Tell me a little bit about the retreat center.

It’s in the middle of Phoenix at the base of Camelback Mountain. We have our monthly meetings there, including confession, rosary and Mass. We have a Serra House there — a place for men discerning the priesthood. The center also has the diocesan office for Cursillo and four private houses for retired priests. I live there as well.

I just had my 10th anniversary of ordination. I went on an eight-day Ignatian retreat in South Dakota with a buddy I was ordained with. Bishop Carlson started it when he was there. It’s a great retreat center; they have a family camp there as well.

In your opinion, what has been Legatus’ greatest contribution to our country and the Church?

In the business world, practices aren’t always virtuous.
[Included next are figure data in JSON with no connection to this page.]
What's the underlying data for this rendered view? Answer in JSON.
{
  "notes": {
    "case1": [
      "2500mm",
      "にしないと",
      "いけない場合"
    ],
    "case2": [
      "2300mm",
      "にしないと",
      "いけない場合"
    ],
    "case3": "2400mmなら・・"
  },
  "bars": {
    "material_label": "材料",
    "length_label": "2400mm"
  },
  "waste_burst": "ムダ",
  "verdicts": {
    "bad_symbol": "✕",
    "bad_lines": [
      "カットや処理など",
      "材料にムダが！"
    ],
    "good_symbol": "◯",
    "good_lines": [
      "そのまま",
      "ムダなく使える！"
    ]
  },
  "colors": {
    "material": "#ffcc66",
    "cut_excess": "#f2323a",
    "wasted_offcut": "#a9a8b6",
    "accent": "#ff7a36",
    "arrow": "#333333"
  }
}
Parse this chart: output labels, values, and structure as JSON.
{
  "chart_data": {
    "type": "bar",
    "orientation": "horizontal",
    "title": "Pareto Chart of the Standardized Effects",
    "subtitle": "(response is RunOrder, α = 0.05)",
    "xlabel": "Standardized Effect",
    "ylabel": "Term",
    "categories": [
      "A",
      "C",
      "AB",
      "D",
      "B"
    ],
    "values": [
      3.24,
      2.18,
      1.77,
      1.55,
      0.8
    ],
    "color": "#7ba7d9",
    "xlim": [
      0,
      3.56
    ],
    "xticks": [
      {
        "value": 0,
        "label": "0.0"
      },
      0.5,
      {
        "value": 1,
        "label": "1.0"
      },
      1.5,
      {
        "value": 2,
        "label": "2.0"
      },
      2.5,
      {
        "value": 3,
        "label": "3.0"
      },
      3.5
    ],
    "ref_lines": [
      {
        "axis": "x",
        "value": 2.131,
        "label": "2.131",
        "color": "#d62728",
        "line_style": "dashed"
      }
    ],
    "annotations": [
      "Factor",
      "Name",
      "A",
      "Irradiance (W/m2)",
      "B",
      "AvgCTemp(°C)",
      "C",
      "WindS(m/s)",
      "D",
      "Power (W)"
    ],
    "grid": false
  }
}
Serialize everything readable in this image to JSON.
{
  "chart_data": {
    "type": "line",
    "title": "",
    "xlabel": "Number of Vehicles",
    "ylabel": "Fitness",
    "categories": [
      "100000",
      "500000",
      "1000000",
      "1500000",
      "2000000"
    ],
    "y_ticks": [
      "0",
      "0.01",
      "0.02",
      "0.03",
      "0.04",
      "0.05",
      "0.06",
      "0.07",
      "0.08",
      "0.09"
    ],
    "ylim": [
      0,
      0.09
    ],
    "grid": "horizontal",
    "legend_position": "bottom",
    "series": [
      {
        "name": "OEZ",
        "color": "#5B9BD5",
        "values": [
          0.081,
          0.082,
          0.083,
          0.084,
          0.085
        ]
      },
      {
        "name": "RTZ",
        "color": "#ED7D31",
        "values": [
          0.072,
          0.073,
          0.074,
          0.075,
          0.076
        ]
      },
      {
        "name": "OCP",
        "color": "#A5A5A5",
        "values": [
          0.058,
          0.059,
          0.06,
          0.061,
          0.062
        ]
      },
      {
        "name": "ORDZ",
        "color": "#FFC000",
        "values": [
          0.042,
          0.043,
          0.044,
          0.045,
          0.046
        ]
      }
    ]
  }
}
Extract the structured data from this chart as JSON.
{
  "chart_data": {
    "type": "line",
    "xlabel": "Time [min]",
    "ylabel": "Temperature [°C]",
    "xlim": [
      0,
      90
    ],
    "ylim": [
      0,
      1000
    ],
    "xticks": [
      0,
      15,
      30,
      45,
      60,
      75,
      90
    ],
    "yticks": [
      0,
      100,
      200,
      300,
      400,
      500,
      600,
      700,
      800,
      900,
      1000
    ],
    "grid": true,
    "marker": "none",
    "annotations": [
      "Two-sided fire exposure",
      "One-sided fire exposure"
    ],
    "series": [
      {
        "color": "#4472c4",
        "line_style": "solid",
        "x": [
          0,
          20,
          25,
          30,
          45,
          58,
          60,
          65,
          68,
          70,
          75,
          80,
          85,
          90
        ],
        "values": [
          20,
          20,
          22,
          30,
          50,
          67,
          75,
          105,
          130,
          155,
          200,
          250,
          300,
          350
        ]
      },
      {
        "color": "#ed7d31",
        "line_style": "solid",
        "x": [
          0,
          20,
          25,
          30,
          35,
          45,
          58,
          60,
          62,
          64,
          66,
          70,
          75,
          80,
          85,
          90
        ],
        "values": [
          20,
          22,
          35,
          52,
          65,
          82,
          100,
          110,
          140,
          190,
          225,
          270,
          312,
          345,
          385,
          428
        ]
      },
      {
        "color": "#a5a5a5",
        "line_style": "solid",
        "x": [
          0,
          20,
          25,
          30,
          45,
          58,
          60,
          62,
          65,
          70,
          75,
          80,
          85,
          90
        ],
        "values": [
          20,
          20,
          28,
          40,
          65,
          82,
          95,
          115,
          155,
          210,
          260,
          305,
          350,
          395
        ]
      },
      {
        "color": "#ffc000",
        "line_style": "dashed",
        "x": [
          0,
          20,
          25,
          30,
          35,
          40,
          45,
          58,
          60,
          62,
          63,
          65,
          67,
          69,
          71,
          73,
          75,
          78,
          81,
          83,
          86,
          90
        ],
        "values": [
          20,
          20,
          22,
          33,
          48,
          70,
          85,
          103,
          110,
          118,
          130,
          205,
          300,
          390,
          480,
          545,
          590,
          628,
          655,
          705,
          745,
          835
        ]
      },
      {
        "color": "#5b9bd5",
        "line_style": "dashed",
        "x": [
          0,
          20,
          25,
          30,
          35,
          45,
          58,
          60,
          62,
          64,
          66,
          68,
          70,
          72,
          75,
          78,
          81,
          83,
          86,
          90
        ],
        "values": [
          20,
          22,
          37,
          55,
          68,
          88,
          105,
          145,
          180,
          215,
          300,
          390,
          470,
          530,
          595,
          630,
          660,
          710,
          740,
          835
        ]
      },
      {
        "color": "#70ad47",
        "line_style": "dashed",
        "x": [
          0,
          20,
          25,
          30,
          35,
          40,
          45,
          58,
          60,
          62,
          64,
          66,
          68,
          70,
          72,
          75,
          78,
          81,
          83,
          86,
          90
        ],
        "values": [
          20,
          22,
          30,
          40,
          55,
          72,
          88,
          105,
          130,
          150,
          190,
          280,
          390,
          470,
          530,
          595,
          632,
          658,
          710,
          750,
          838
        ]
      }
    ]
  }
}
When members are deeply rooted in their Catholic faith and their consciences are properly formed, they bring the light of the Gospel into a lot of darkness — which our world needs. Just look at what our world is going through right now.

Your state, Arizona, has a marriage amendment on the ballot this year. How is your diocese educating voters on Church teaching about this issue?

On Sept. 14, the Feast of the Triumph of the Cross, Bishop Olmsted prepared a video statement to be played at all the Masses in the diocese. He talked about marriage, its sacredness, and that society can’t re-define it. He gave some beautiful quotes from the Holy Father and strongly encouraged Catholics to vote in favor of Proposition 102. So we’ve got a really big push on that in our state.

I was just listening to an inspiring talk by Dr. Peter Kreeft on what the Church stands for. He mentioned that the Church is the only institution that does not change its beliefs to fit its practice. There’s no bending on this issue.

For my part, I preach about the sanctity of life, that marriage should be between a man and a woman. I preach about these essentials, these truths, so that when Catholic voters go to the polls they are able to make good, informed decisions.